La démocratie médiatique ? Toujours la même histoire : le pire des systèmes – à l’exception des autres.
Méfiance, donc. Réserve. Ne pas céder à l’illusion. Ne pas croire – mais qui le croit ? – que l’on dise la même chose en trois minutes de télévision qu’en trois pages de littérature. Et ne pas craindre d’admettre que bien des griefs sont fondés – dictature du marché, audimat, loi du zapping et de l’amnésie, risque de domestication de la pensée… – dans cet interminable procès.
Mais pas de panique non plus. Pas de frénésie antimédias. Il faudrait pouvoir parler de ces choses calmement. Sans pathos. Il faudrait savoir distinguer entre médias chauds et médias froids. Il faudrait avoir le droit d’échapper à cette catégorie absurde – « les » médias – qui met dans le même sac journalisme et spectacle, « prière matinale » (Hegel) et « messe cathodique » (« Today Show »). Il faudrait, sans passer pour un chien de garde du néolibéralisme, pouvoir continuer de célébrer un genre, le « grand reportage », dont Sartre faisait, après Hemingway, son modèle d’excellence littéraire. Et il faudrait garder le droit de rappeler qu’à l’heure où la Russie se réveille, où l’Afrique s’enfonce, où la Chine reprend l’initiative historique, à l’heure des carnages quotidiens en Irak ou en Afghanistan et à l’heure où le Pakistan nucléarisé menace de sombrer dans le chaos, cette affaire des « pro » et des « anti » médias n’est ni la seule ni même la grande affaire qu’aient à traiter les clercs de notre époque.

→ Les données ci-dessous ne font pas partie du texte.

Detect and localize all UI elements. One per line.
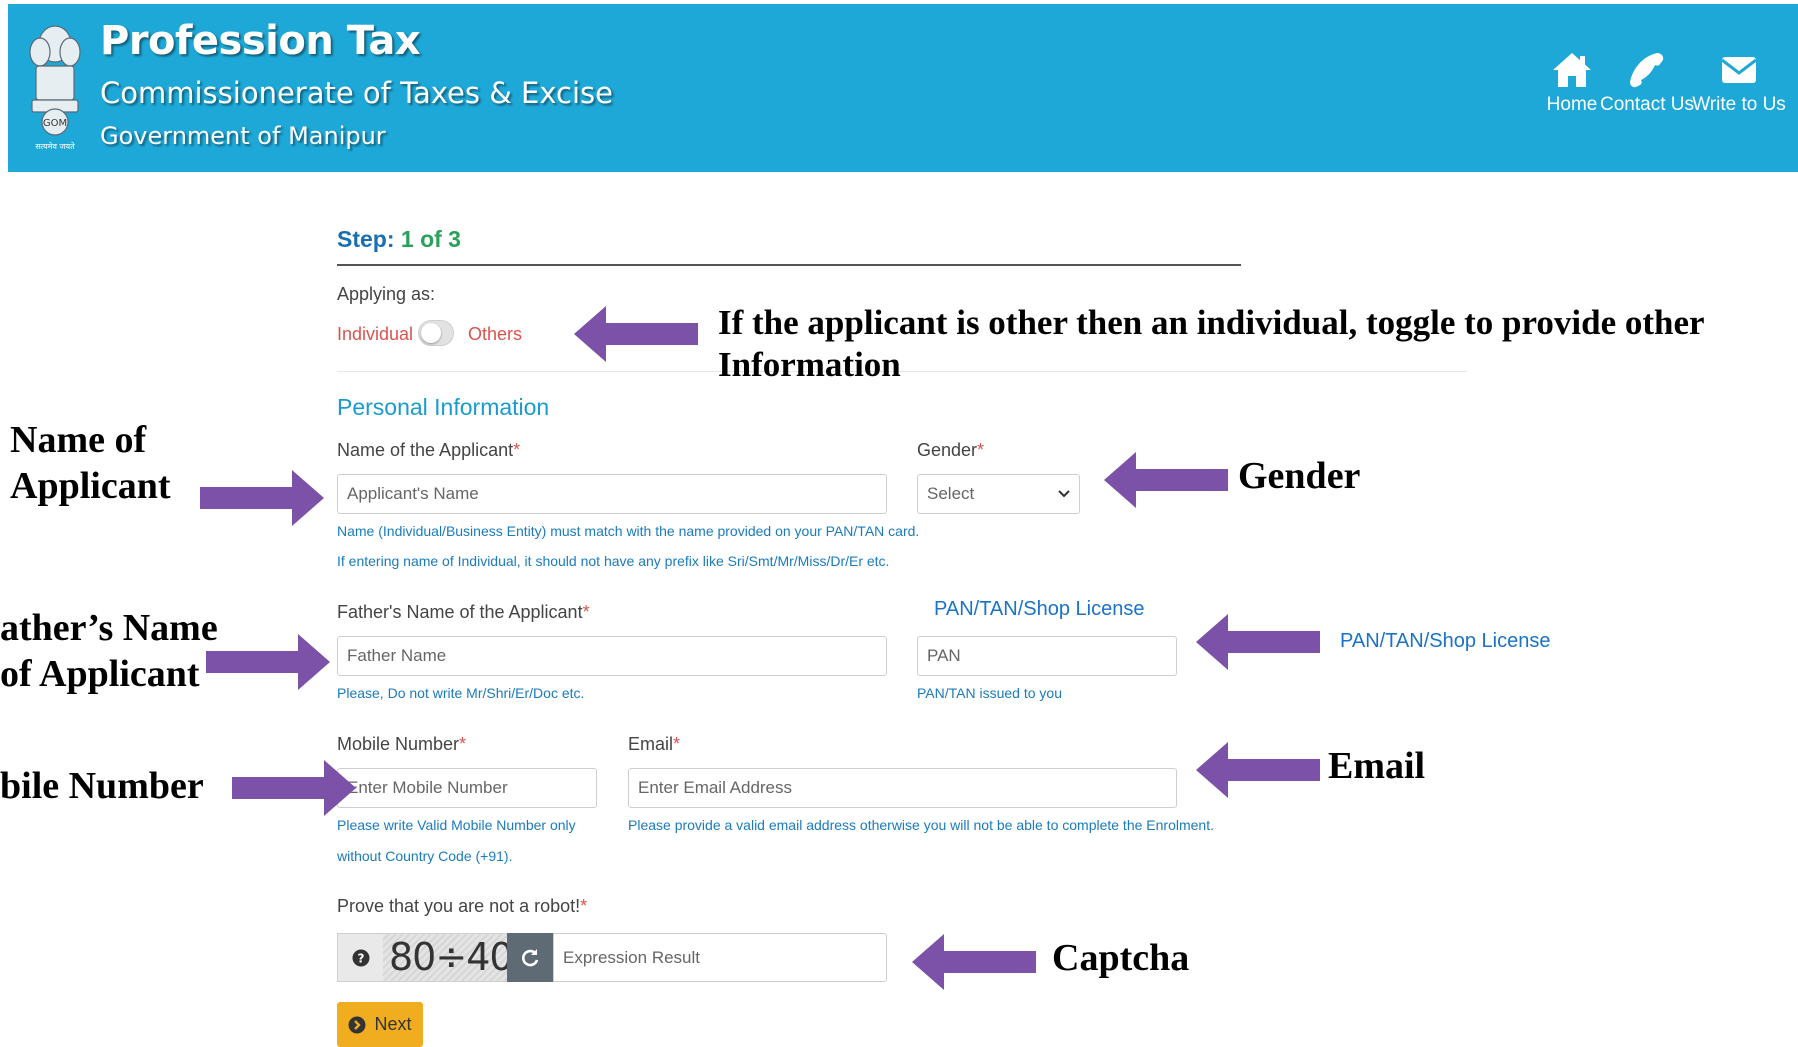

Quant au reste, quant à la façon, à partir de là, de s’orienter, non dans la pensée, mais dans la pratique de cette relation au journalisme en général, et à la télévision en particulier, c’est l’affaire de chacun, vraiment chacun, tant il est vrai que rien ne se joue d’autre, dans cette aventure, que le rapport de chaque sujet – chaque intellectuel – à ce qu’il a de plus singulier : son corps, son visage, son goût de déplaire ou de séduire, son narcissisme – un nietzschéen dirait ce « texte mystérieux », jamais tout à fait « déchiffrable », qu’est son « idiosyncrasie ». Nietzsche ? Oui. Une fois n’est pas coutume. Signes et symptômes. Ame et corps indissociés. Je ne connais pas un médiaphobe – ni, bien sûr, un médiaphile – qui ne soit justiciable, à la fin, d’un strict traitement généalogique.
Pour moi – puisqu’on n’échappe pas, dans ce type de débat, à l’obligation de parler de soi – il y a eu, dans la relation aux médias, et en France, deux périodes.
La saison de la comédie, d’abord. La loi du tapage et de l’éclat. La joie de choquer et de faire scandale. Les corporations contournées. Les académies court-circuitées. Le monde comme un flipper et les mots comme des grenades. L’intense jubilation face à cette machine à dynamiter les conformismes qu’était un écran de télévision et l’idée du progrès accompli quand un mot de Maurice Clavel chez Bernard Pivot, ou de Michel Foucault à la radio, devenait un bâton de dynamite explosant dans les cervelles : que de temps gagné, grâce aux médias, dans la bataille contre le Goulag ; que d’idées complexes, mais oui, complexes – à commencer (ce n’est qu’un exemple !) par la durable coexistence du pétainisme et du socialisme – qui ne seraient jamais passées si elles n’avaient été, aussi, de la pâture pour les médias !
Et puis les temps de la démocratie d’opinion sont venus et, avec eux, un sentiment de malaise, nouveau mais grandissant. Est-ce le régime de visibilité imposé par une époque encore plus obscène ? Est-ce la banalisation des supports ? L’arrivée d’Internet et le triomphe de la blogosphère ? Le ralliement, quoi qu’ils en disent, du Professeur insoupçonnable, du Juge, de l’Expert, bref de la plupart des boudeurs officiels, à des rituels honnis et qui perdent, de ce fait, leur force ancienne de transgression ? Moins de joie, en tout cas. Moins de jeu. L’image, inquiétante, d’une sorte de panoptique inversé : votre tour, dans la lucarne ou sur le Net, d’être regardé, épié, sous contrôle – votre tour d’être mis, non pas en examen, mais en observation par un maître implacable qui a pris le visage de l’Opinion. Et la tentation, du coup, de s’y prêter – mais moins : les urgences sont toujours là ; les liturgies aussi ; mais c’est le cœur qui n’y est plus ou qui, plus exactement, va voir ailleurs s’il y est. Autres temps. Autres ivresses. Je me suis bien amusé. Je m’amuse peut-être moins.